An intact helical domain is required for Gα 14 to stimulate phospholipase Cβ

Background Stimulation of phospholipase Cβ (PLCβ) by the activated α-subunit of G q (Gα q ) constitutes a major signaling pathway for cellular regulation, and structural studies have recently revealed the molecular interactions between PLCβ and Gα q . Yet, most of the PLCβ-interacting residues identified on Gα q are not unique to members of the Gα q family. Molecular modeling predicts that the core PLCβ-interacting residues located on the switch regions of Gα q are similarly positioned in Gα z which does not stimulate PLCβ. Using wild-type and constitutively active chimeras constructed between Gα z and Gα 14 , a member of the Gα q family, we examined if the PLCβ-interacting residues identified in Gα q are indeed essential. Results Four chimeras with the core PLCβ-interacting residues composed of Gα z sequences were capable of binding PLCβ2 and stimulating the formation of inositol trisphosphate.
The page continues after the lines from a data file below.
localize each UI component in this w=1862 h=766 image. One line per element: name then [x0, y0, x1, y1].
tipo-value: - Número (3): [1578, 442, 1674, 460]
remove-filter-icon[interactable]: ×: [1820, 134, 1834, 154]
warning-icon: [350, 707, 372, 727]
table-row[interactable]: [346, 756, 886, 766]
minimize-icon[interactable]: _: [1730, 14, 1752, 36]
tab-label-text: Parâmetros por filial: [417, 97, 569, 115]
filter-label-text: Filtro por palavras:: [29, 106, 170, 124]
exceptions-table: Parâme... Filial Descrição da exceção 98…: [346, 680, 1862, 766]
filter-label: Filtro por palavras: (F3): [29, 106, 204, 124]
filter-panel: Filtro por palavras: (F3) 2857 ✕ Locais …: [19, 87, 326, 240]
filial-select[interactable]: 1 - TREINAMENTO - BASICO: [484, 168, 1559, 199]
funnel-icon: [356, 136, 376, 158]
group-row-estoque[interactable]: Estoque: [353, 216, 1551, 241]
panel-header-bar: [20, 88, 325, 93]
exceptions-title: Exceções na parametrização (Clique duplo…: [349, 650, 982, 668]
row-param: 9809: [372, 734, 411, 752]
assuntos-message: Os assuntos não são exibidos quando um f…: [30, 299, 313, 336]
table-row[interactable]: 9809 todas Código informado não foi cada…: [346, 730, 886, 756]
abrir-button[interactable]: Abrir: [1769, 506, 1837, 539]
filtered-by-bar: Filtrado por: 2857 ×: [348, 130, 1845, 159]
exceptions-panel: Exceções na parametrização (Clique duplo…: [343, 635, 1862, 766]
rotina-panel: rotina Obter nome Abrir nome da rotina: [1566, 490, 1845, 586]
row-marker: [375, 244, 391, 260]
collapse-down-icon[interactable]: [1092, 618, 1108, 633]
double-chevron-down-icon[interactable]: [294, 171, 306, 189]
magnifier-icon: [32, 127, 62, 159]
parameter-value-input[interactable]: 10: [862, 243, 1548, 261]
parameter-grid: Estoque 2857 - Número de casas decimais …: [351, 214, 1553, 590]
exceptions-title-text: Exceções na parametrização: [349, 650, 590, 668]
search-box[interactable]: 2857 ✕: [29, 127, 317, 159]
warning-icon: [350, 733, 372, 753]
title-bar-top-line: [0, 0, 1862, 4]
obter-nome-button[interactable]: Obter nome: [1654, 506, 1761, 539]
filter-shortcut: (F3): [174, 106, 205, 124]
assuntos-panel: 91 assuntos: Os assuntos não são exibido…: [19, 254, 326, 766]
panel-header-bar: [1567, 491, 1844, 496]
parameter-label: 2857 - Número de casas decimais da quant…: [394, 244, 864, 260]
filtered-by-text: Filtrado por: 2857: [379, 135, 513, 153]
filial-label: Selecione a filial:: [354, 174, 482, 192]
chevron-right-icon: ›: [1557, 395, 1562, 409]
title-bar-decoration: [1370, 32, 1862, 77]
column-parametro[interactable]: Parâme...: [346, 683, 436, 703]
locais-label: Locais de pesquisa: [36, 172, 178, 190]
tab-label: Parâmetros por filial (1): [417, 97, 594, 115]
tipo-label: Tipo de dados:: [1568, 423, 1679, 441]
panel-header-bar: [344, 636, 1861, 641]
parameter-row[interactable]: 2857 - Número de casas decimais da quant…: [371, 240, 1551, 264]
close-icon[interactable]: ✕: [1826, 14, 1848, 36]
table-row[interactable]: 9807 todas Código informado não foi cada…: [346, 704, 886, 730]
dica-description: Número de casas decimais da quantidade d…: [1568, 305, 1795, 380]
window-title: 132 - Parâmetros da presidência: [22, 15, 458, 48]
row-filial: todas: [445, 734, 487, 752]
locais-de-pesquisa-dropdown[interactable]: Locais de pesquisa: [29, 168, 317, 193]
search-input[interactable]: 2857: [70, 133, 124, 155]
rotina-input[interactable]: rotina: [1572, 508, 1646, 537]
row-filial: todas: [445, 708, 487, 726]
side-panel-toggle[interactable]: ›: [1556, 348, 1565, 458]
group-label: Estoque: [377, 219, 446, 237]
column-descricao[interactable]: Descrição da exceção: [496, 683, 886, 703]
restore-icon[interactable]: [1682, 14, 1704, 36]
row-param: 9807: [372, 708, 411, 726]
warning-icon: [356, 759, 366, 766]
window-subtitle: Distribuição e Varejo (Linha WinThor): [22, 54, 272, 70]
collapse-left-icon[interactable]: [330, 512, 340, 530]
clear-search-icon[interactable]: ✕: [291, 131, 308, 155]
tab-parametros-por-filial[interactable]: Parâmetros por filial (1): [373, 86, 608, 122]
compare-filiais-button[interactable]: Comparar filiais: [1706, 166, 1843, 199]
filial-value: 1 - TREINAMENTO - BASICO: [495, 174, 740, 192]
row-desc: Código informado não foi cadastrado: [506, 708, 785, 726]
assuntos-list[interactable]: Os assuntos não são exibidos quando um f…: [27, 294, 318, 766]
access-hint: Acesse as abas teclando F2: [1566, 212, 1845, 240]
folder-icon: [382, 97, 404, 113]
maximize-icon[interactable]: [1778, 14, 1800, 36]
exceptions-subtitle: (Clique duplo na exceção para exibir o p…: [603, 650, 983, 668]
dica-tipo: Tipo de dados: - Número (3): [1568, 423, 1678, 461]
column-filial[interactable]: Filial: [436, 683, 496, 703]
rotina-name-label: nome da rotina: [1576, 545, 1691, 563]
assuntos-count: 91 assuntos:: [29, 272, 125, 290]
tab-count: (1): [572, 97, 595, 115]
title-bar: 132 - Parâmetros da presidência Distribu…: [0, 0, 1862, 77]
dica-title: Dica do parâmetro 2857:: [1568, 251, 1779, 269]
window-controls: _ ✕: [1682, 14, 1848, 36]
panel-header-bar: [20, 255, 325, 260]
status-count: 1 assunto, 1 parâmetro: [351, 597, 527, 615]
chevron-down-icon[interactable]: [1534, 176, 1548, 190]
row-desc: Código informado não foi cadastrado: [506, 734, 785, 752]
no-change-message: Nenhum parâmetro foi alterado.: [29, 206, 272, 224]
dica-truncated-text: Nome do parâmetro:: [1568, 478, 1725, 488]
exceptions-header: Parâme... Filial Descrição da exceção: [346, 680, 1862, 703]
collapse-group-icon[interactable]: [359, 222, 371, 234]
Surprisingly, all chimeras with a Gα z N-terminal half failed to functionally associate with PLCβ2, despite the fact that many of them contained the core PLCβ-interacting residues from Gα 14 . Further analyses revealed that the non-PLCβ2 interacting chimeras were capable of interacting with other effector molecules such as adenylyl cyclase and tetratricopeptide repeat 1, indicating that they could adopt a GTP-bound active conformation. Conclusion Collectively, our study suggests that the previously identified PLCβ-interacting residues are insufficient to ensure productive interaction of Gα 14 with PLCβ, while an intact N-terminal half of Gα 14 is apparently required for PLCβ interaction.